Apesar da importância de todos os apoios proporcionados, para muitos autores, a principal intervenção portuguesa no conflito foi de natureza politico-ideológica e revelar-se-ia crucial para credibilizar no exterior o movimento rebelde. É neste contexto que pode situar-se a oposição sistemática a todo o tipo de proposta de mediação entre os sublevados e o governo republicano por parte do Governo português. Uma proposta franco-britânica nesse sentido, recebeu em Dezembro de 1936 a oposição formal de Salazar em termos esclarecedores sobre o que estava em jogo, ao considerar as mediações no conflito espanhol “incompreensíveis, se, como supomos, ali se assiste à luta de duas civilizações ou de uma civilização contra a barbárie” 12. Três meses depois a diplomacia portuguesa intervinha junto do Vaticano, no que pode ser qualificado de “puxão de orelhas” ante a debilidade da igreja católica, concretamente quando suspeitam que a Santa Sé se prepara para apoiar a proposta franco-britânica de mediação do conflito de Maio de 1937.

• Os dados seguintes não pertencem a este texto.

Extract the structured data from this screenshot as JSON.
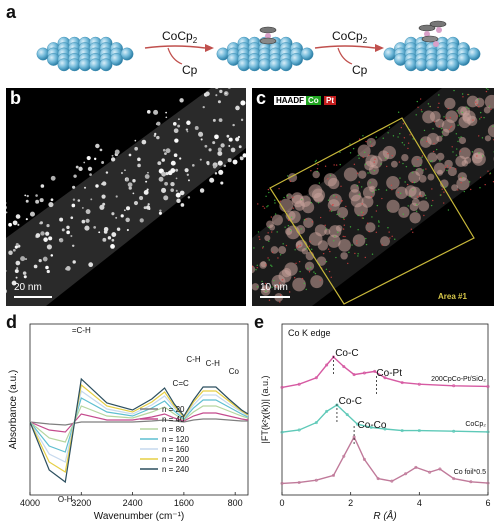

Internamente fora posta em marcha uma campanha de propaganda, controlada pelo Secretariado de Propaganda Nacional (SPN), visando a mobilização da opinião pública portuguesa, através dos jornais, rádios e cinema, em cujos conteúdos colaboravam os principais intelectuais do regime, promovendo o elogio a Franco e cortando todas as informações que fossem prejudiciais para a imagem do bando insurrecto ou que favorecessem o bando leal à República. O Rádio Club Português e a Emissora Nacional aumentaram a potência de emissão e passaram a emitir também em castelhano, constituindo-se em emissores de rádio do exército franquista. Mais de trinta jornalistas e fotógrafos foram enviados pelos jornais portugueses para cobrir a guerra, todos para o território do bando sublevado.
Pacto de não-intervenção
A partir de meados de Agosto de 1936 vigorava um acordo multilateral de não intervenção na Guerra Civil, concebido pelo governo de esquerda da Frente Popular francesa e acolhido pelo governo conservador britânico, que tinha por objectivo evitar a internacionalização do conflito num momento de máxima tensão na Europa, ao qual tinham aderido os vinte e sete países europeus (todos menos Andorra, Suiça Liechtenstein, Mónaco e Vaticano). Os países signatários deste Acordo de Não-Intervenção em Espanha, (Portugal seria o último a aderir, logo depois do exército fascista ter ocupado todo o território fronteiriço), comprometiam-se a “abster-se rigorosamente de toda a ingerência, directa ou indirecta, nos assuntos internos de esse país” e poibiam “a exportação, reexportação e trânsito para Espanha, possessões espanholas ou zona espanhola de Marrocos de toda a classe de armas, munições ou material de guerra”. Para o cumprimento do acordo foi criado em Londres, em 9 de Setembro de 1936, un Comité de Não-Intervenção no qual estavam representadas as principais potências europeias, incluídas Alemanha, Italia e União Soviética..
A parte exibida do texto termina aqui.